As for the rest of the comments, everyone has wildly different ideas of what features are "perfect" or "necessary" or "pointless". There were people opposed to every single "perfect" feature you enumerated. If any feature required unanimous support then C# 1.0 would have never shipped, nor would any other language. This is why the language design group exists. They weigh the reward vs effort and evolve the language accordingly, and relatively conservatively.

CyrusNajmabadi commented 3 years ago

They need time to get used to these features.
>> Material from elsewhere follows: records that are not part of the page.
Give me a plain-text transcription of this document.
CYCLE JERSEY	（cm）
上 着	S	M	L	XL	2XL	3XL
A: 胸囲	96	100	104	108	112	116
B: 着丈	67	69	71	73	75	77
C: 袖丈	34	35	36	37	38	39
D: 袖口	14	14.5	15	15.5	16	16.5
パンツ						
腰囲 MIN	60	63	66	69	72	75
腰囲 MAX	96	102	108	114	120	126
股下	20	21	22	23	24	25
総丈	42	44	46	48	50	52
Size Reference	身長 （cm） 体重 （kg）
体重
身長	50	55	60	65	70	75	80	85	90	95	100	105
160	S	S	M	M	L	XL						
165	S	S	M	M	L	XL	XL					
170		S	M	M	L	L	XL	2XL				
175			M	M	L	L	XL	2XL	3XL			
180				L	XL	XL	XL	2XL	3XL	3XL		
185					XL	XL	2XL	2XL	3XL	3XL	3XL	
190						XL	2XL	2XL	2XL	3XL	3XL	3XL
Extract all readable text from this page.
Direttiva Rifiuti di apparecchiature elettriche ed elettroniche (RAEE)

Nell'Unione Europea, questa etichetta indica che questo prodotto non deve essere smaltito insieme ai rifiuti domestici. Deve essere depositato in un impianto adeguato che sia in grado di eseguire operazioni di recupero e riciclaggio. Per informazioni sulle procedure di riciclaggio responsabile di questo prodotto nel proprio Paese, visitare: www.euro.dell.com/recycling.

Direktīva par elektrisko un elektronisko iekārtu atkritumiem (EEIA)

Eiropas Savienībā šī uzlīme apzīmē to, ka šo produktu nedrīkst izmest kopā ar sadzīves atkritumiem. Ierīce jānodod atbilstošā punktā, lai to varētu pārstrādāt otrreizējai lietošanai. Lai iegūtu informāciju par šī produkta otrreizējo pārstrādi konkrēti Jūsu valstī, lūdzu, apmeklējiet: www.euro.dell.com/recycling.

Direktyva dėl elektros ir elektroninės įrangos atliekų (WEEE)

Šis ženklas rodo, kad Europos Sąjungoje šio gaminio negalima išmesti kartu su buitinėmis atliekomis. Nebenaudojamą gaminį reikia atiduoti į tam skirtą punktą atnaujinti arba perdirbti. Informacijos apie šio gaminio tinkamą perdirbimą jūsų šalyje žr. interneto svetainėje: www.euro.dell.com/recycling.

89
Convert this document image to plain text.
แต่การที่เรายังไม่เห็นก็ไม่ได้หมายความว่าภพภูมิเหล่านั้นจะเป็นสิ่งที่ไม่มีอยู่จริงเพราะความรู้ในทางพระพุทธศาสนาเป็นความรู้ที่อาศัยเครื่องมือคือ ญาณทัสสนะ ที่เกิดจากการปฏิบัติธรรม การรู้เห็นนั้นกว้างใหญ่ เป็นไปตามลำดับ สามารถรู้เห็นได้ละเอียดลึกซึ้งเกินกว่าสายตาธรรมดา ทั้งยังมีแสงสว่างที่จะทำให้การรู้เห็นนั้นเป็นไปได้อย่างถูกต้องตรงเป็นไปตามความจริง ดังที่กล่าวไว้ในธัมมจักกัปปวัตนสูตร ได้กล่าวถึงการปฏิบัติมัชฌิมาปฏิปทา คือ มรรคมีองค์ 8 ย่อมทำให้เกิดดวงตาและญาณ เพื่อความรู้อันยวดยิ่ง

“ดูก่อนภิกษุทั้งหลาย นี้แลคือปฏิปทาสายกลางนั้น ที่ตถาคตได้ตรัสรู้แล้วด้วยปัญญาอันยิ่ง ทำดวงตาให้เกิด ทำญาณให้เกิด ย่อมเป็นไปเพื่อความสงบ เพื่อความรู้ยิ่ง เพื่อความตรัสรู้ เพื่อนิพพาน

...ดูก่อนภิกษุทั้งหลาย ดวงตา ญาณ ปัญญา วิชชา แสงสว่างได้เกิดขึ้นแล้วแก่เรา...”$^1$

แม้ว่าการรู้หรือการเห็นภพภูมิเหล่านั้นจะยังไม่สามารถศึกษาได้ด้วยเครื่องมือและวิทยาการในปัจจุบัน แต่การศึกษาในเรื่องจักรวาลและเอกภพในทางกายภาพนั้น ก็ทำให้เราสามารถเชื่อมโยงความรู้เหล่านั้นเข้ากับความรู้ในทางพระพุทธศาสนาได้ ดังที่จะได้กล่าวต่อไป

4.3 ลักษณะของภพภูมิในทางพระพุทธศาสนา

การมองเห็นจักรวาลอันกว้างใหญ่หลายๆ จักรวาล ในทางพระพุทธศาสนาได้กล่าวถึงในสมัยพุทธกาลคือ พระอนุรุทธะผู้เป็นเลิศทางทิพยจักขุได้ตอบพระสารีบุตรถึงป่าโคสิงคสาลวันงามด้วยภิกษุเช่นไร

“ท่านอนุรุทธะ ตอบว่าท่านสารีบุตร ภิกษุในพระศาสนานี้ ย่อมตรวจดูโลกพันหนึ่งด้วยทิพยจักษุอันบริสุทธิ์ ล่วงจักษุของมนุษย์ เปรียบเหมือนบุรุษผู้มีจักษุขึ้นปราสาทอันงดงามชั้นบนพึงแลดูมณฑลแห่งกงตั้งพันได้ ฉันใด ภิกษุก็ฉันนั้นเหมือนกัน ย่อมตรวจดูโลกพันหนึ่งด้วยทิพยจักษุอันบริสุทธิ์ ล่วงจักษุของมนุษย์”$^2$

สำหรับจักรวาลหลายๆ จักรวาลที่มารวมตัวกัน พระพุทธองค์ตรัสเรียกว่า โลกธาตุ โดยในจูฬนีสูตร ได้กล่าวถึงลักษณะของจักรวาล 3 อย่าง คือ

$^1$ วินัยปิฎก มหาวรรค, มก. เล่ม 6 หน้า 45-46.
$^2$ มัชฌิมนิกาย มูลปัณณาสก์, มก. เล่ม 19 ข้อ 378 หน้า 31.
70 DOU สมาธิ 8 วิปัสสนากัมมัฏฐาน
This is certainly a concern we consider. However, my gut tells me the entirety of the c# user base will have no issue getting up to speed on this. Nor will it affect users learning the language.

ahmedilyasms commented 3 years ago

@MadsTorgersen Apologies if this was mentioned earlier but what if we go one step further: Why even declare it but use what is defined in the assembly by default and if defined in the file itself, that takes precedence?

I come from a background of declaring these in files etc... and I still like that but can see many benefits of this for other dev's, including myself too.

ssg commented 3 years ago

@ahmedilyasms Because it would be a breaking change. A missing namespace declaration currently implies "root namespace", and you'd be breaking any code that relies on that behavior by doing that.